XDR represents a natural evolution of endpoint detection and response (EDR) solutions. It seeks to provide an all-in-one platform which includes endpoint protection, cloud access security brokers (CASBs), secure web gateways (SWGs), secure email gateways (SEGs), network firewalls, network intrusion prevention systems (NIPs), unified threat management (UTM) and identity and access management (IAM).
It takes a proverbial village of acronyms to describe what XDR is, exactly. But here’s one thing that none of this cybersecurity-speak covers — people.
XDR investments are set up for failure because they overlook the human factor. XDR is just a tool. To derive any of the tool’s value potential, you need talent empowered with the intelligence required to parse through it, apply the analytics, sort real incidents from the noise, and prioritize responses. Without them, using XDR amounts to simply dumping everything you can possibly collect about threats in a big pot and letting it simmer. Plus, attackers will continue to find new approaches to get through.
It’s similar to the more traditional industry staple, security information and event management (SIEM), which arrived as an answer for organizations with several different analysts and consoles, each one looking for smoking guns.

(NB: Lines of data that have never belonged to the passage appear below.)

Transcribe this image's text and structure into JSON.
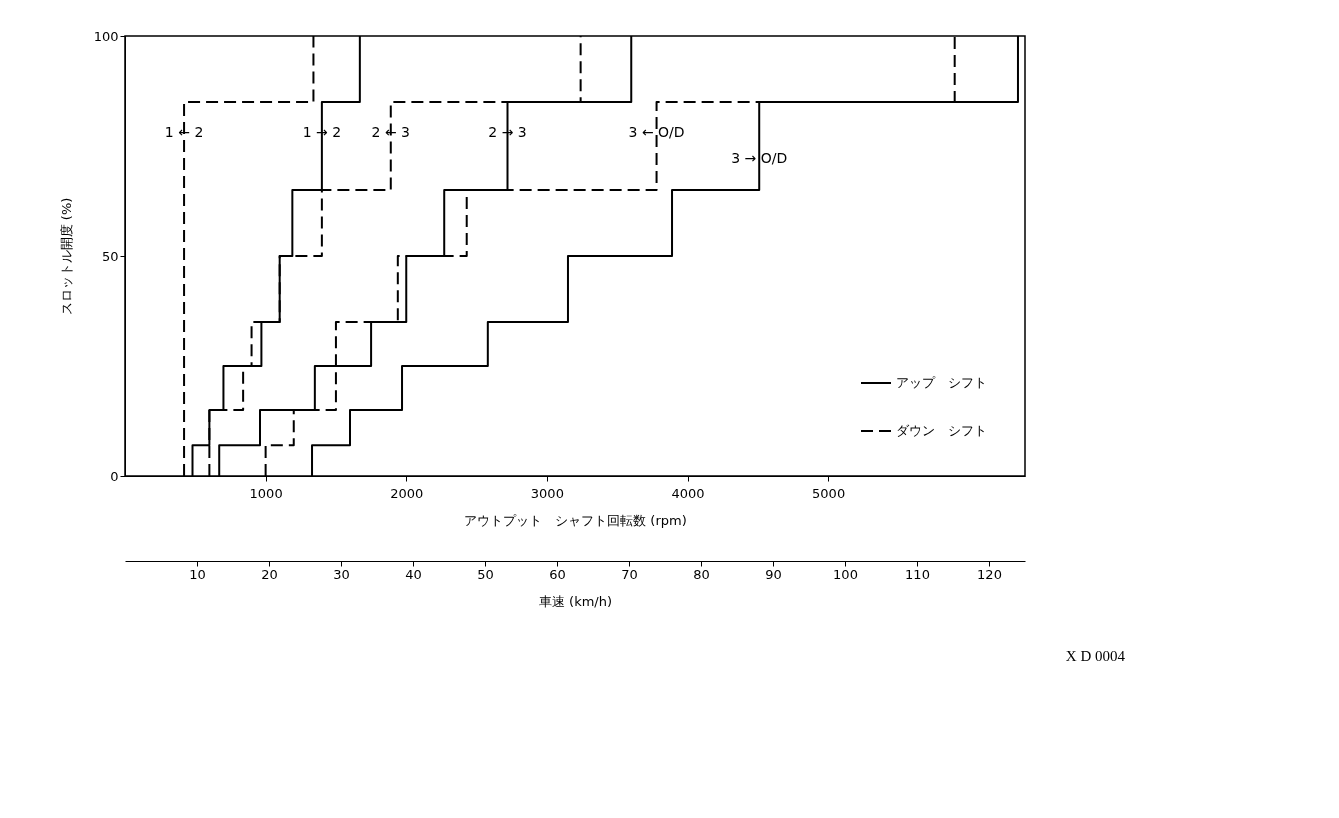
{
  "chart_data": {
    "type": "line",
    "xlabel": "アウトプット　シャフト回転数 (rpm)",
    "ylabel": "スロットル開度 (%)",
    "x2label": "車速 (km/h)",
    "xlim": [
      0,
      6400
    ],
    "xticks": [
      1000,
      2000,
      3000,
      4000,
      5000
    ],
    "ylim": [
      0,
      100
    ],
    "yticks": [
      0,
      50,
      100
    ],
    "x2lim": [
      0,
      125
    ],
    "x2ticks": [
      10,
      20,
      30,
      40,
      50,
      60,
      70,
      80,
      90,
      100,
      110,
      120
    ],
    "grid": false,
    "legend": "bottom right",
    "marker": "none",
    "series": [
      {
        "name": "アップ　シフト",
        "color": "#000000",
        "line_style": "solid",
        "x": [
          480,
          480,
          600,
          600,
          700,
          700,
          970,
          970,
          1100,
          1100,
          1190,
          1190,
          1400,
          1400,
          1670,
          1670,
          null,
          670,
          670,
          960,
          960,
          1350,
          1350,
          1750,
          1750,
          2000,
          2000,
          2270,
          2270,
          2720,
          2720,
          3600,
          3600,
          null,
          1330,
          1330,
          1600,
          1600,
          1970,
          1970,
          2580,
          2580,
          3150,
          3150,
          3890,
          3890,
          4510,
          4510,
          6350,
          6350
        ],
        "values": [
          0,
          7,
          7,
          15,
          15,
          25,
          25,
          35,
          35,
          50,
          50,
          65,
          65,
          85,
          85,
          100,
          null,
          0,
          7,
          7,
          15,
          15,
          25,
          25,
          35,
          35,
          50,
          50,
          65,
          65,
          85,
          85,
          100,
          null,
          0,
          7,
          7,
          15,
          15,
          25,
          25,
          35,
          35,
          50,
          50,
          65,
          65,
          85,
          85,
          100
        ]
      },
      {
        "name": "ダウン　シフト",
        "color": "#000000",
        "line_style": "dashed",
        "x": [
          420,
          420,
          1340,
          1340,
          null,
          600,
          600,
          840,
          840,
          900,
          900,
          1100,
          1100,
          1400,
          1400,
          1890,
          1890,
          3240,
          3240,
          null,
          1000,
          1000,
          1200,
          1200,
          1500,
          1500,
          1940,
          1940,
          2430,
          2430,
          3780,
          3780,
          5900,
          5900
        ],
        "values": [
          0,
          85,
          85,
          100,
          null,
          0,
          15,
          15,
          25,
          25,
          35,
          35,
          50,
          50,
          65,
          65,
          85,
          85,
          100,
          null,
          0,
          7,
          7,
          15,
          15,
          35,
          35,
          50,
          50,
          65,
          65,
          85,
          85,
          100
        ]
      }
    ],
    "annotations": [
      {
        "text": "1 ← 2",
        "x": 420,
        "y": 78
      },
      {
        "text": "1 → 2",
        "x": 1400,
        "y": 78
      },
      {
        "text": "2 ← 3",
        "x": 1890,
        "y": 78
      },
      {
        "text": "2 → 3",
        "x": 2720,
        "y": 78
      },
      {
        "text": "3 ← O/D",
        "x": 3780,
        "y": 78
      },
      {
        "text": "3 → O/D",
        "x": 4510,
        "y": 72
      },
      "X D 0004"
    ]
  }
}
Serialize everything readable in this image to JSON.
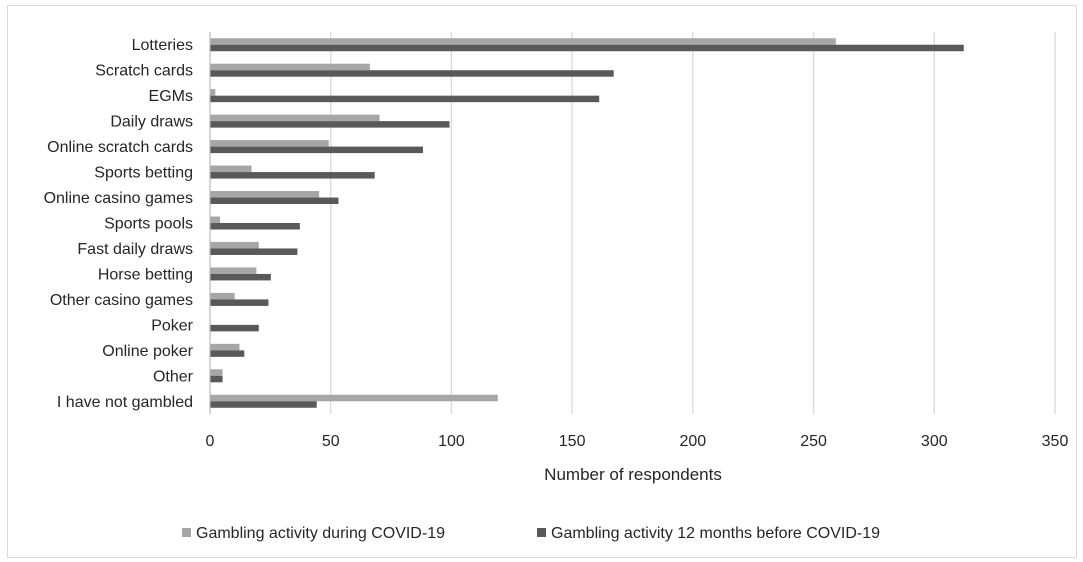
{
  "chart_data": {
    "type": "bar",
    "orientation": "horizontal",
    "title": "",
    "xlabel": "Number of respondents",
    "ylabel": "",
    "xlim": [
      0,
      350
    ],
    "x_ticks": [
      0,
      50,
      100,
      150,
      200,
      250,
      300,
      350
    ],
    "grid": "vertical",
    "legend_position": "bottom",
    "categories": [
      "Lotteries",
      "Scratch cards",
      "EGMs",
      "Daily draws",
      "Online scratch cards",
      "Sports betting",
      "Online casino games",
      "Sports pools",
      "Fast daily draws",
      "Horse betting",
      "Other casino games",
      "Poker",
      "Online poker",
      "Other",
      "I have not gambled"
    ],
    "series": [
      {
        "name": "Gambling activity during COVID-19",
        "color": "#a6a6a6",
        "values": [
          259,
          66,
          2,
          70,
          49,
          17,
          45,
          4,
          20,
          19,
          10,
          0,
          12,
          5,
          119
        ]
      },
      {
        "name": "Gambling activity 12 months before COVID-19",
        "color": "#595959",
        "values": [
          312,
          167,
          161,
          99,
          88,
          68,
          53,
          37,
          36,
          25,
          24,
          20,
          14,
          5,
          44
        ]
      }
    ],
    "gridline_color": "#d9d9d9"
  }
}
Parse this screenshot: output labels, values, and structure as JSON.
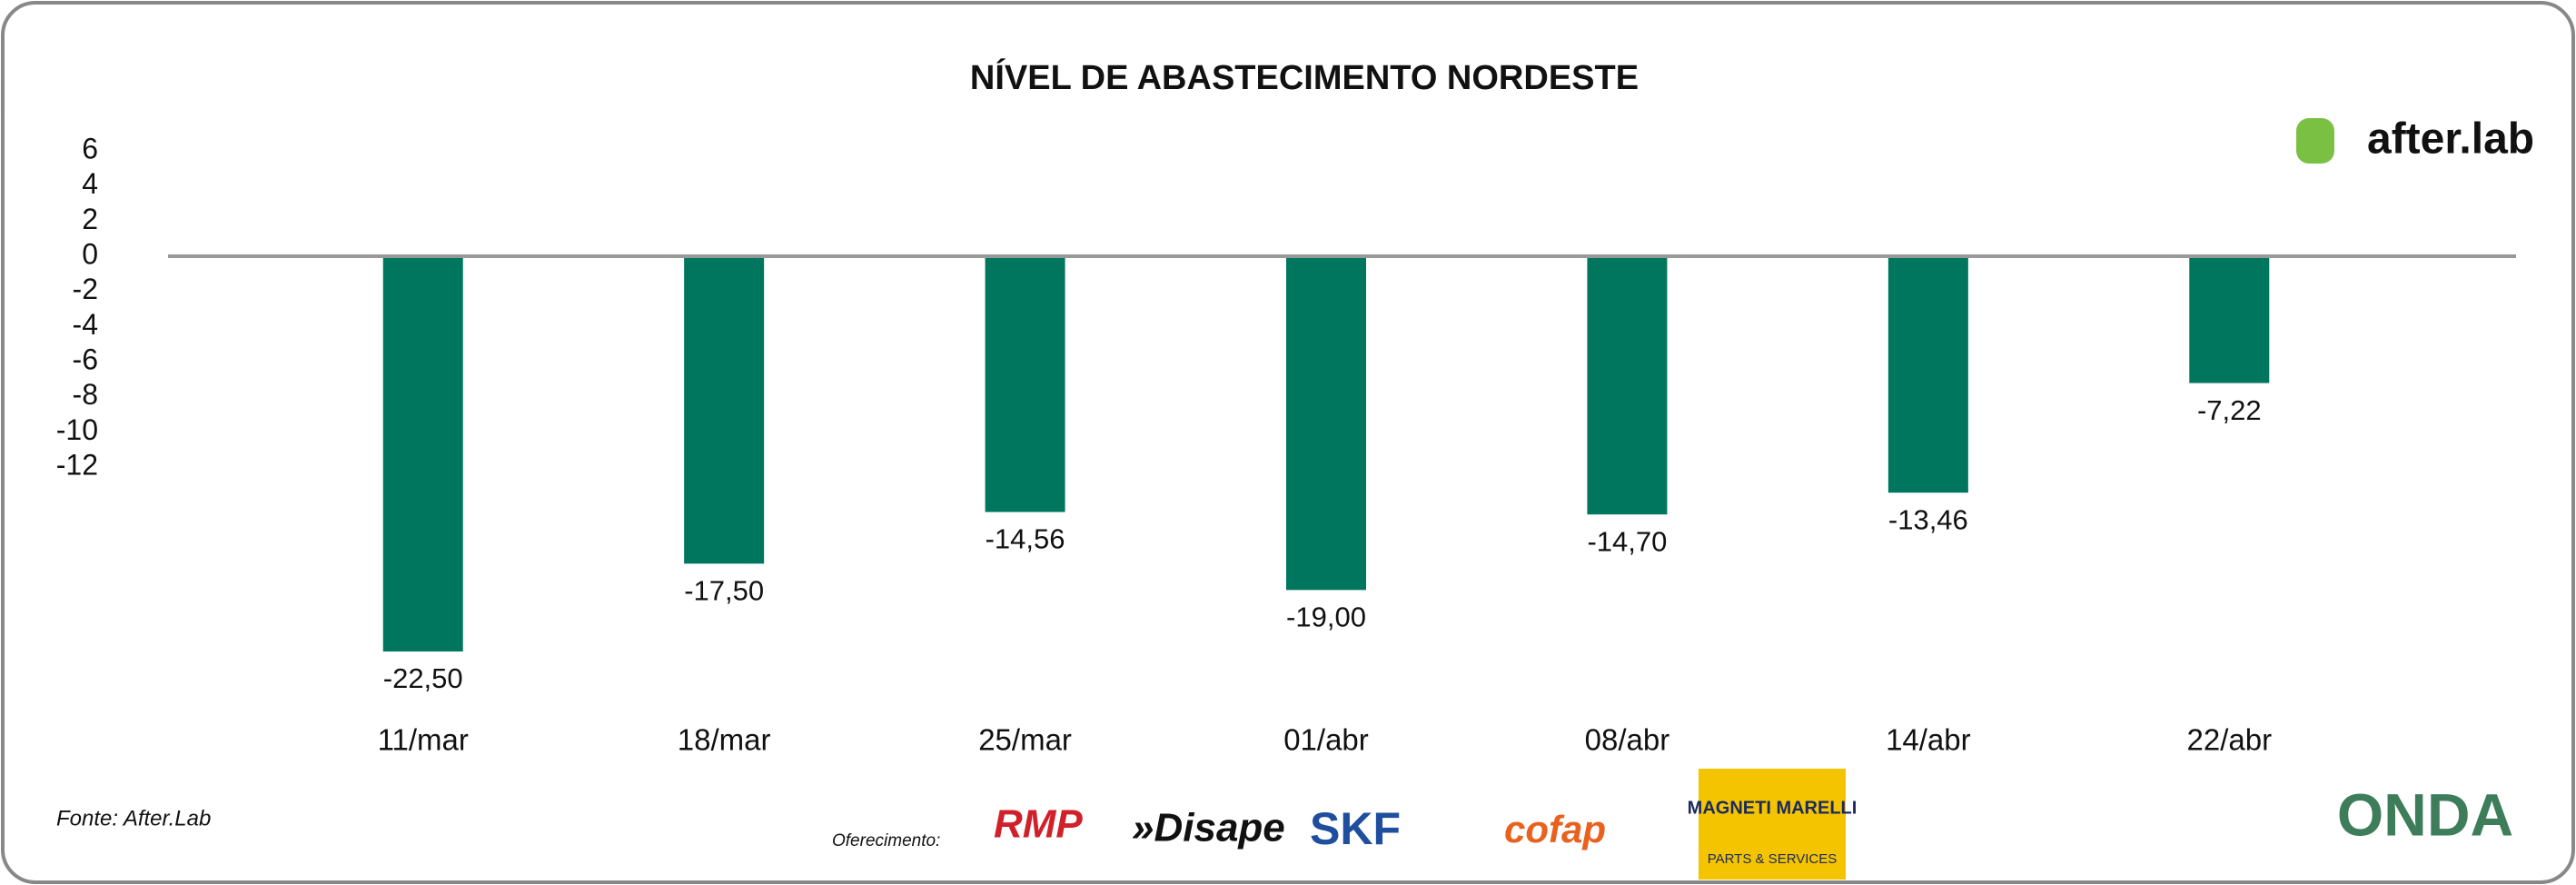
{
  "chart_data": {
    "type": "bar",
    "title": "NÍVEL DE ABASTECIMENTO NORDESTE",
    "categories": [
      "11/mar",
      "18/mar",
      "25/mar",
      "01/abr",
      "08/abr",
      "14/abr",
      "22/abr"
    ],
    "values": [
      -22.5,
      -17.5,
      -14.56,
      -19.0,
      -14.7,
      -13.46,
      -7.22
    ],
    "value_labels": [
      "-22,50",
      "-17,50",
      "-14,56",
      "-19,00",
      "-14,70",
      "-13,46",
      "-7,22"
    ],
    "color": "#00765e",
    "ylim": [
      -24,
      6
    ],
    "yticks": [
      6,
      4,
      2,
      0,
      -2,
      -4,
      -6,
      -8,
      -10,
      -12
    ],
    "grid": false,
    "source": "Fonte: After.Lab"
  },
  "branding": {
    "logo": "after.lab",
    "sponsor_label": "Oferecimento:",
    "sponsors": [
      "RMP",
      "»Disape",
      "SKF",
      "cofap",
      "MAGNETI MARELLI",
      "PARTS & SERVICES"
    ],
    "footer_logo": "ONDA"
  }
}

Through SIEM, companies sought to eliminate these inefficiencies by aggregating all consoles and putting everything in one place (including the smoking guns). Thus, at their core, SIEM and XDR are conceptually the same and hindered by the same problem: you need people on board who know what to do with these tools to get anything out of them.
In addressing this missing factor organizations are turning to what will be the last of our acronyms: MDR (managed detection and response). This security as a service (SaaS) offering provides companies access to outside analysts who command expertise in all XDR capabilities for comprehensive coverage, detection, and response. They remove the burden of triage from in-house IT teams with the ability to continuously and effectively receive and prioritize events. They reduce false positives while investigating high-risk incidents before they escalate, with up-to-date intelligence across all customer deployments.
In other words, proper MDR is managed XDR. As a result, the customer’s security team members don’t have to procure their own intelligence feeds and the solution is more than just a tool. They no longer handle up to 10,000 alerts a day, or suffer from alert fatigue. They are liberated from these burdens so they can focus instead on bigger-picture, strategic initiatives to improve the overall security posture of their companies.
Because of these advantages, MDR is positioned for broader adoption, as one-quarter of organizations are now using an MDR service, with 72 percent of them decreasing the time it takes to resolve attacks by 25 to 100 percent. Among those that do not currently use it, 79 percent are either evaluating or are considering the adoption of such a service.
These organizations are still getting XDR. However, as indicated, they’re acquiring a managed services version of it, which means they’re buying the external staffing and know-how that can transform a tool into a comprehensive, impact-making capability. This drives toward the inherent value of the human touch — a value which especially benefits companies that can’t afford to internally staff 24/7/365 coverage for threat detection and response.
An XDR solution without adequate human expertise/staffing behind it will only ever be a tool. With a managed services model in play, you’re getting both the comprehensive technology capabilities and the people required to make it work — which is why MDR may be the only acronym that your organization needs.